Abstracts should be in the following format:
- TYPE OF PRESENTATION
- Poster or oral presentation
- TITLE OF THE PAPER
- In CAPS
- PRESENTER AND ADDITIONAL AUTHORS
- Use all CAPS to indicate the presenting author and superscripts to indicate authors' affiliation, address, and email
FIRST AUTHOR (last name fist)1, second author (first name first)2, and third author (first name first)3
1Affiliation and address of first author (include zip code); email of first author
2Affiliation and address of second author (include zip code); email of second author
3Affiliation and address of third author (include zip code); email of third author
- AN ABSTRACT
- Limit an abstract to less than 300 words.
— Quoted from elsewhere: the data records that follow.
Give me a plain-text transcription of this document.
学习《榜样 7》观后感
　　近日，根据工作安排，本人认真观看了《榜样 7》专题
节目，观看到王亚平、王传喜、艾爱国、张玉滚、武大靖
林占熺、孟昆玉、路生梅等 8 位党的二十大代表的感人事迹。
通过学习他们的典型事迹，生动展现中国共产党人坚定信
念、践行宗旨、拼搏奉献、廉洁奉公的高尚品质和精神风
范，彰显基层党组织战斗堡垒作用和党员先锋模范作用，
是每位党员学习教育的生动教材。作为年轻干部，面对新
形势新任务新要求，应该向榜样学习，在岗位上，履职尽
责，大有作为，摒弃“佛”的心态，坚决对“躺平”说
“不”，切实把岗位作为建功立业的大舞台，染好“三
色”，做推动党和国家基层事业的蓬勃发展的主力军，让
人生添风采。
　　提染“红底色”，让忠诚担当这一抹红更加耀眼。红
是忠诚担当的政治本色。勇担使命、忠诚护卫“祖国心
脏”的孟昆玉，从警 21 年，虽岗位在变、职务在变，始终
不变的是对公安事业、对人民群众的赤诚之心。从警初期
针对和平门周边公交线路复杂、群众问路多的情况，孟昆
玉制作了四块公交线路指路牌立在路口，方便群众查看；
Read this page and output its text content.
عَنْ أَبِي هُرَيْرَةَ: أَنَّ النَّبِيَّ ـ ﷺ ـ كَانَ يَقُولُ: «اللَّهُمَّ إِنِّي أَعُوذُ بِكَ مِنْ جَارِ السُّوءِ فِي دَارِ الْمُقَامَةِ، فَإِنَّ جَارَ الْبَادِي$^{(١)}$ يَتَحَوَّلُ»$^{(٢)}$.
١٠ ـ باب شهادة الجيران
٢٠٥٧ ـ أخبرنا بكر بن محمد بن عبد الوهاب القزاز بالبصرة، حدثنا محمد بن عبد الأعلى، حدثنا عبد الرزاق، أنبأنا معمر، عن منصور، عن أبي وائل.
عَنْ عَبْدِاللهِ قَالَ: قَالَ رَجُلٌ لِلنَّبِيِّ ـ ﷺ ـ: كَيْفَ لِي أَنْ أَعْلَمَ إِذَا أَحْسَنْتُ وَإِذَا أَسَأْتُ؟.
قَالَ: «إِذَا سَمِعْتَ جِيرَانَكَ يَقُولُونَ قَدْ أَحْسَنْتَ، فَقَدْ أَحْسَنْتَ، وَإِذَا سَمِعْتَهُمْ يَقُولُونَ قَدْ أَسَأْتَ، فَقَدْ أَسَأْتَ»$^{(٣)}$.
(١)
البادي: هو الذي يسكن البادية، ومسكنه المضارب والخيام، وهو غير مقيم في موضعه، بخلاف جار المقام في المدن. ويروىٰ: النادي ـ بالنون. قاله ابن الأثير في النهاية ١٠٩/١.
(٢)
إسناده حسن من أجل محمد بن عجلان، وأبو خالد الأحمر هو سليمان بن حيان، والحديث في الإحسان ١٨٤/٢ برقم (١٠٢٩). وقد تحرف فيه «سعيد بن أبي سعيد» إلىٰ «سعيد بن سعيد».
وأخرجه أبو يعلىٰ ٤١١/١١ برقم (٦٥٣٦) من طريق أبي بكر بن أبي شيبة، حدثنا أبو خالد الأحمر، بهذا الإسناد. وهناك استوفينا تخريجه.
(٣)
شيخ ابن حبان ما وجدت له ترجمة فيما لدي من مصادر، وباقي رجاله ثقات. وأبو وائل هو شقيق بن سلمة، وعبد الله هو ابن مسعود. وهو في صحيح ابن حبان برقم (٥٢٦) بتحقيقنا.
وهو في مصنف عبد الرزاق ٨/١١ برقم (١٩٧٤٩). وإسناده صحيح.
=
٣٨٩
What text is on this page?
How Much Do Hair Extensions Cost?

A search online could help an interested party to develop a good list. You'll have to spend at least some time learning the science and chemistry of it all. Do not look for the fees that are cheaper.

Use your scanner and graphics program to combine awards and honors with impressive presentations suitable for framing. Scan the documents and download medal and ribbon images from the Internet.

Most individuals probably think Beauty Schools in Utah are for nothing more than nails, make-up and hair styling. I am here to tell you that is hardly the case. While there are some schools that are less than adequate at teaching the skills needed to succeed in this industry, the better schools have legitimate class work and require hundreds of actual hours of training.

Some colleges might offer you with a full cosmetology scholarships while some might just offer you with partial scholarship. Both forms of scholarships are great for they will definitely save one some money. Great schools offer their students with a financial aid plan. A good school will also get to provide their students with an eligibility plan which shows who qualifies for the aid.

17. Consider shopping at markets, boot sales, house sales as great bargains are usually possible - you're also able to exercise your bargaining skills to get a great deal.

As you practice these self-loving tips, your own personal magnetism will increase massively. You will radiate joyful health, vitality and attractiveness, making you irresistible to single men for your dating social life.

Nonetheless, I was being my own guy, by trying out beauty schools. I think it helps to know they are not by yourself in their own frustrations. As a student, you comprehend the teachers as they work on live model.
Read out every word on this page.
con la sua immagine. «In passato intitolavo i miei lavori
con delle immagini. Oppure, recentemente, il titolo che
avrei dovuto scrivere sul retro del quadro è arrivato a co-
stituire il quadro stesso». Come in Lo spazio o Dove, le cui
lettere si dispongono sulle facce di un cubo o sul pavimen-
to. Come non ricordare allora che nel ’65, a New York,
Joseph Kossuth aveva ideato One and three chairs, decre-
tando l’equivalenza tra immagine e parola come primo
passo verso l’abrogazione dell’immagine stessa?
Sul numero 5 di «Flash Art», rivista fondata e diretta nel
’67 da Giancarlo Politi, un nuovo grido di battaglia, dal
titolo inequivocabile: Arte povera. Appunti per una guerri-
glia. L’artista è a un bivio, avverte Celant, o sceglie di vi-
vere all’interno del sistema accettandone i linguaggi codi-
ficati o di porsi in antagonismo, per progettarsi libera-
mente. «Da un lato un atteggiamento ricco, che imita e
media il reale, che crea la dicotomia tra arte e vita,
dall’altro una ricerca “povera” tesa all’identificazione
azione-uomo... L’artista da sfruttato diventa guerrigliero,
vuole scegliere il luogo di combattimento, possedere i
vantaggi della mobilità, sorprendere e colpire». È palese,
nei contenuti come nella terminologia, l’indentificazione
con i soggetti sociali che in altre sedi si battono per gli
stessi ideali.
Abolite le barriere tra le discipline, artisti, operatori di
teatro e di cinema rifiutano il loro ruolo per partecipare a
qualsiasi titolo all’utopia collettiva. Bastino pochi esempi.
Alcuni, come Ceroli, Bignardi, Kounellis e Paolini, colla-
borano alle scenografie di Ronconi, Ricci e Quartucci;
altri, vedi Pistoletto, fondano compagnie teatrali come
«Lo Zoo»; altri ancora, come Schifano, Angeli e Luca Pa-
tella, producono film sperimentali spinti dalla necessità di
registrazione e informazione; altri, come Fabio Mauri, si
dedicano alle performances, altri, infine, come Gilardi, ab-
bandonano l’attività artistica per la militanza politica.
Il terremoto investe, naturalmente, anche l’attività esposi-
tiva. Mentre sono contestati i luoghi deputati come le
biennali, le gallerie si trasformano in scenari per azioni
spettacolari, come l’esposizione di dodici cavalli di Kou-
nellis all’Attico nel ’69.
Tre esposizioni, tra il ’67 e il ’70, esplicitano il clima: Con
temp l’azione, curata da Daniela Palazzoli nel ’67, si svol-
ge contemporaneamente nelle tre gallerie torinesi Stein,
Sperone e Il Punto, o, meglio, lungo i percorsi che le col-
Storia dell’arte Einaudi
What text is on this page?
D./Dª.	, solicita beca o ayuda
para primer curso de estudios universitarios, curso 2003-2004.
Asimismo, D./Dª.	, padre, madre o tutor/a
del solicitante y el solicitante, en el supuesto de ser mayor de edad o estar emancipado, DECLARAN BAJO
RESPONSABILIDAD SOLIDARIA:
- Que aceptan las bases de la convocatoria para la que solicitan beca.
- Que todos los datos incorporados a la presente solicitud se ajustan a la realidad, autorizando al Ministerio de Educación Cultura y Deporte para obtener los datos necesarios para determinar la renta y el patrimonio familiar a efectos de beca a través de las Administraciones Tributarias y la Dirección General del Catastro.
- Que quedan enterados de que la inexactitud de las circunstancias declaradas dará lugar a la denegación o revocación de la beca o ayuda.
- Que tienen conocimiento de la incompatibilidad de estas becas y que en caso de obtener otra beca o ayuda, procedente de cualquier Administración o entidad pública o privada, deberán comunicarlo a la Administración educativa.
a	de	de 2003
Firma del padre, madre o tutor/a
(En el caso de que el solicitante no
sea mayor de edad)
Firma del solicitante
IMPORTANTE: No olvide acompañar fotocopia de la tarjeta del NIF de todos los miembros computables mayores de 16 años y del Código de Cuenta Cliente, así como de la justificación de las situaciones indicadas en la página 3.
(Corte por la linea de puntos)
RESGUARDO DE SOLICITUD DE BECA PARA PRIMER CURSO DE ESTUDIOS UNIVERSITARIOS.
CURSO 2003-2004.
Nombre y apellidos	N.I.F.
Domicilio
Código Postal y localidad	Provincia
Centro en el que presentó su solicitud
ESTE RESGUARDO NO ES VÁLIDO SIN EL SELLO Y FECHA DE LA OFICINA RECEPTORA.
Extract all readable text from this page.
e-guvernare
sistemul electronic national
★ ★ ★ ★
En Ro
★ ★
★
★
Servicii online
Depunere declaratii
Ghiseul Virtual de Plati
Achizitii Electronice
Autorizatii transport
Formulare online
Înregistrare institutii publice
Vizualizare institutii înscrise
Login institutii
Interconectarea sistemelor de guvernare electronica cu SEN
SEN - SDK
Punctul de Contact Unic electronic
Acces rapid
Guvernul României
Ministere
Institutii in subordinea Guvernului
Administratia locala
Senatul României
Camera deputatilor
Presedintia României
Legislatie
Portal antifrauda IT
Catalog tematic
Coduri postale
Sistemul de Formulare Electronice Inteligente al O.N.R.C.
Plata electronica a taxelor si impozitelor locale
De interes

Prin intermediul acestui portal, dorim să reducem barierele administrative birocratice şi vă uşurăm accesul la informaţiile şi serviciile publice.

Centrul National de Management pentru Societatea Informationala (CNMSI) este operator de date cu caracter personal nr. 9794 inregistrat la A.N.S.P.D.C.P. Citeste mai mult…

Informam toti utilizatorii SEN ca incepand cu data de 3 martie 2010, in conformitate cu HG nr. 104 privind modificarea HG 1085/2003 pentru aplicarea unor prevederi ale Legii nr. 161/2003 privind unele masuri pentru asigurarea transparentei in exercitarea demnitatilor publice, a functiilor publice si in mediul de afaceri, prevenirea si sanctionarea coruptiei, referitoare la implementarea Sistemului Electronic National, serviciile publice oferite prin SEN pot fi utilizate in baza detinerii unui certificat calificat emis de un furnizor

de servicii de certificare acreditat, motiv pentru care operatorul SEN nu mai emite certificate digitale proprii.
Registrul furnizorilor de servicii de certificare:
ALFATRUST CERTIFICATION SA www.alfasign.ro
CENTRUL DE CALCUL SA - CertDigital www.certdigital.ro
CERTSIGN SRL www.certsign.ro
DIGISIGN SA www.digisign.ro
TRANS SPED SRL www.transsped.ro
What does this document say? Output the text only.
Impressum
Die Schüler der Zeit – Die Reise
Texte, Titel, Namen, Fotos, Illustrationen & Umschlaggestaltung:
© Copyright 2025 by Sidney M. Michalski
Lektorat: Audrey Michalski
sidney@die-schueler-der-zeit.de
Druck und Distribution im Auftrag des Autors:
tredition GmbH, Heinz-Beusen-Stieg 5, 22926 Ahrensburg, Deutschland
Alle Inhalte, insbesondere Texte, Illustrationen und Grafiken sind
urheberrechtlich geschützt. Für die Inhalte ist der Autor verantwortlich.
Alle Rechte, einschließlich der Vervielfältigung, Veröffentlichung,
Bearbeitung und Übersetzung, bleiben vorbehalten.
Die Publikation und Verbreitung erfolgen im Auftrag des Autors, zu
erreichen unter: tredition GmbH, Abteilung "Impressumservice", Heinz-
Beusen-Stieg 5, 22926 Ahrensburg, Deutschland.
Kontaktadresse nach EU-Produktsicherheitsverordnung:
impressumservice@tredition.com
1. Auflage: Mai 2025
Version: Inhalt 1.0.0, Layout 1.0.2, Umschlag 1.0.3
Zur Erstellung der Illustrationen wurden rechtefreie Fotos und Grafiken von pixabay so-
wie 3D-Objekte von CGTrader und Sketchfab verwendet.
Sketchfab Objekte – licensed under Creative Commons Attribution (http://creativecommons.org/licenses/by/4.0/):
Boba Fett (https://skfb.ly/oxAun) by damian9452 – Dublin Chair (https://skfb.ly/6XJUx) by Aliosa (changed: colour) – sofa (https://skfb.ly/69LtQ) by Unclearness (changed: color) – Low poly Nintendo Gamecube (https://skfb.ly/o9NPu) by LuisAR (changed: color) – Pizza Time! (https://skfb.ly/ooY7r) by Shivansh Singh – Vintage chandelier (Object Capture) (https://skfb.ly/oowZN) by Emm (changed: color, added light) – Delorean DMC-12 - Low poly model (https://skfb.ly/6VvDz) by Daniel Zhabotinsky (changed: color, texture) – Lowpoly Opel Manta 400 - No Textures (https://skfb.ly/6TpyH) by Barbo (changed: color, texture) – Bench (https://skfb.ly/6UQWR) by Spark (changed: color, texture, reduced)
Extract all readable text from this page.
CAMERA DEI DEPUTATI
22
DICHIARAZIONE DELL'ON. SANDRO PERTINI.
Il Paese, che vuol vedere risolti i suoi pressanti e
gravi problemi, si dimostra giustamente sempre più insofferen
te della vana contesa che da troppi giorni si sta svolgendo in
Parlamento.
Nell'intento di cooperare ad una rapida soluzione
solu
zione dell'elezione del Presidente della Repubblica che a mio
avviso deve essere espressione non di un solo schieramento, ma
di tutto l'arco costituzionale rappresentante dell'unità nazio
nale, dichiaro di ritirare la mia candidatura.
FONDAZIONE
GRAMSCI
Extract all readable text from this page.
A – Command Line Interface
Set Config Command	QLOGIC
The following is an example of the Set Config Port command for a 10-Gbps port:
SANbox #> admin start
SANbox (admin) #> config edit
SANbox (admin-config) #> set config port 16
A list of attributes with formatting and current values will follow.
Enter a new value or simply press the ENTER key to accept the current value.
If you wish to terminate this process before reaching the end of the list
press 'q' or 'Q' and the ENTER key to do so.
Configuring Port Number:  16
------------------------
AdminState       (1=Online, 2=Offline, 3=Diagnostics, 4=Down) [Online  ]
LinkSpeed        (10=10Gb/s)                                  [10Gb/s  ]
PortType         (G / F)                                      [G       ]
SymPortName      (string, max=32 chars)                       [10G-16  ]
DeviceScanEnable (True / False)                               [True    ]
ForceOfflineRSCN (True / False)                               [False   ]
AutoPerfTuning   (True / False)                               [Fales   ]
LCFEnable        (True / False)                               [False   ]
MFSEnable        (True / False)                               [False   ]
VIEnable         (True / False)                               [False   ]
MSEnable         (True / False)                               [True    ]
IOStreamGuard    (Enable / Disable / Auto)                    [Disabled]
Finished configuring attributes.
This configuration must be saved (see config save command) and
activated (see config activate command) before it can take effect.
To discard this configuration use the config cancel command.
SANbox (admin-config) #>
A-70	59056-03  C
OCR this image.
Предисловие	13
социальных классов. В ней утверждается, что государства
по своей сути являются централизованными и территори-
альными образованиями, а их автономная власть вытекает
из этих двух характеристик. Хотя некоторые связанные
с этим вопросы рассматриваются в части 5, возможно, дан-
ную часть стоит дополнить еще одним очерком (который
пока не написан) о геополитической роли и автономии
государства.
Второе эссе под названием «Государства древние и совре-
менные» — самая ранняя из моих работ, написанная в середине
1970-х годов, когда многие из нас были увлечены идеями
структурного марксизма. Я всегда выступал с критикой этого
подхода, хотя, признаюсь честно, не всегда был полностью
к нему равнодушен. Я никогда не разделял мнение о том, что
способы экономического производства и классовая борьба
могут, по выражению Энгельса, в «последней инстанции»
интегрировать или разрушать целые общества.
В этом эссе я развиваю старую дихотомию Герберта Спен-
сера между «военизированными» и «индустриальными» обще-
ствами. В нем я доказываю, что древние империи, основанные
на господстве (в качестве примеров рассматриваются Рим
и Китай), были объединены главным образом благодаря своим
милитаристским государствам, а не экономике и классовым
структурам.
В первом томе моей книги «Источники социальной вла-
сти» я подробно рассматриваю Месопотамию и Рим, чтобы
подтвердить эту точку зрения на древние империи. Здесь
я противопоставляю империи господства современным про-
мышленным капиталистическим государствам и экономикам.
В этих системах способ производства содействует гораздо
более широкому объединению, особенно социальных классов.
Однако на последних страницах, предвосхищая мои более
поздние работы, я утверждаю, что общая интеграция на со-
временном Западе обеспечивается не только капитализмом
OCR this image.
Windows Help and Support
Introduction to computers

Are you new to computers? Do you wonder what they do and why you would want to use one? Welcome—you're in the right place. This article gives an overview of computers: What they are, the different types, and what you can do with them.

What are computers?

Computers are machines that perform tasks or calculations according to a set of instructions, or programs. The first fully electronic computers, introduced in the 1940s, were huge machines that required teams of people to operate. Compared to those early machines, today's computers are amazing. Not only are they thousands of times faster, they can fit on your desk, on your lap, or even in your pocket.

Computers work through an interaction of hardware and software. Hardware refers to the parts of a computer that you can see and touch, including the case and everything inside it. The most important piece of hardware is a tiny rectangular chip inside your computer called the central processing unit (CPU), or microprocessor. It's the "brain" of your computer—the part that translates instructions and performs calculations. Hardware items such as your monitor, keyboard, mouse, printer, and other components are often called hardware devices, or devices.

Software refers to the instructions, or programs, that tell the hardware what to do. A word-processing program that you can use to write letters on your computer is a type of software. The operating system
Include a brief background, statement of the questions or issues, key results, and implications
INCREASING STUFFED-ANIMAL BIODIVERSITY: CONSEQUENCES FOR REAL-WORLD POPULATIONS
DURST, SCOTT L.1, John Q. Law2, and Pat B. Duff3
1USGS - Southwest Biological Science Center, Colorado Plateau Research Station, Flagstaff, AZ 86011
2World Wildlife Fund, Washington, DC 20001
3Stuffed Animal Manufacturing Association, Madison, WI 53701
In the face of global climate change and habitat alteration, the populations of many species of living animals have precipitously declined in contrast to their plush-toy counterparts. Of 1050 at risk animal species worldwide, an estimated 970 are available in plush form, an increase of 800% since 1990. Stuffed animal biodiversity has traditionally been restricted to charismatic megafauna, and often represented only a single species within a particular genus. Over the last decade, there has been an explosion in all manner of synthetic fauna. As natural habitats continue to rapidly disappear, the former diversity of nature is best represented in toy store aisles. However, there is some risk of density dependent population effects as these purchased animals shift their habitat use from store shelves to suburban homes. We hypothesize that the increase in stuffed animal biodiversity is due to human's growing interest in environmental issues and we provide suggestions how these attitudes could benefit actual living animals.